With the reports in the mid 1990s of the losses accumulated by Credit Lyonnais in France – the biggest bank there and state owned – I think we need to be a bit more sceptical about creating a public sector investment bank

9. Chris Naden

Germany has sustained a culture in which being blue-collar is not disrespected. We have not.

The instructor I learnt plastering & bricklaying from is a 40-year, time-served tradesman. He’s got hands-on skills you have to see to believe, he’s plied his trade from Germany to Arizona, and he is automatically less respected in our society, and significantly less compensated, than a graduate student straight out of Uni who’s in their first year at a stockbrokers. Personally, I’d rather our economy had the literally thousands of residential and commercial properties the guy has built, than one more City barrow-boy.

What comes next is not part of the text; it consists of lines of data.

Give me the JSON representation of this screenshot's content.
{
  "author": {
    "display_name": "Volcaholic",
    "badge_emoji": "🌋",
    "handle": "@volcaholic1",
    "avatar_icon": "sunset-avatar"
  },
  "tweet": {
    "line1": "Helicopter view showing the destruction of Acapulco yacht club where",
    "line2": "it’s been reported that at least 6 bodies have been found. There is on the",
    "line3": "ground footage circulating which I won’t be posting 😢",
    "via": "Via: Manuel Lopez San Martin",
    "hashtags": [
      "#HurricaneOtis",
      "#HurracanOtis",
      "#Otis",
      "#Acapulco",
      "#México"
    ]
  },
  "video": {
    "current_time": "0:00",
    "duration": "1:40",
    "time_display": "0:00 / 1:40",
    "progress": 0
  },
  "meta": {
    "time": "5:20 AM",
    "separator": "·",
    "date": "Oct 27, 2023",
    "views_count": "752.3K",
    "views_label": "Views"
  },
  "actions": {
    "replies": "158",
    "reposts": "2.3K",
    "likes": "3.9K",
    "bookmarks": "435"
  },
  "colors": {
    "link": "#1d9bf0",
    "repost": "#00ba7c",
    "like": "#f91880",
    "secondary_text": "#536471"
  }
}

He’s also chartered as a surveyor, having trained at Oxford Uni; he’s got nearly 12 years of advanced education in addition to his skilled trade. The guy is brilliant, but our society assumes he is worth less than an young dosser from the middle classes.

We chose to actively try stop people getting into practical trades, on the grounds that a trade isn’t ‘good enough’, you have to have a middle-class style, office-bound career instead. The Germans see the trades as a respectable and useful type of career in their own right.

10. Chaise Guevara

@ 9 Chris

“We chose to actively try stop people getting into practical trades, on the grounds that a trade isn’t ‘good enough’, you have to have a middle-class style, office-bound career instead. The Germans see the trades as a respectable and useful type of career in their own right.”

When you say “actively”, are you thinking of any policy in particular? I agree that the snootiness is there, but I suspect the push towards less hands-on professions is down to a) some of them paying a hell of a lot more, and b) educational policy and social change making it easier for working-class kids to go to uni, which is in itself a good thing.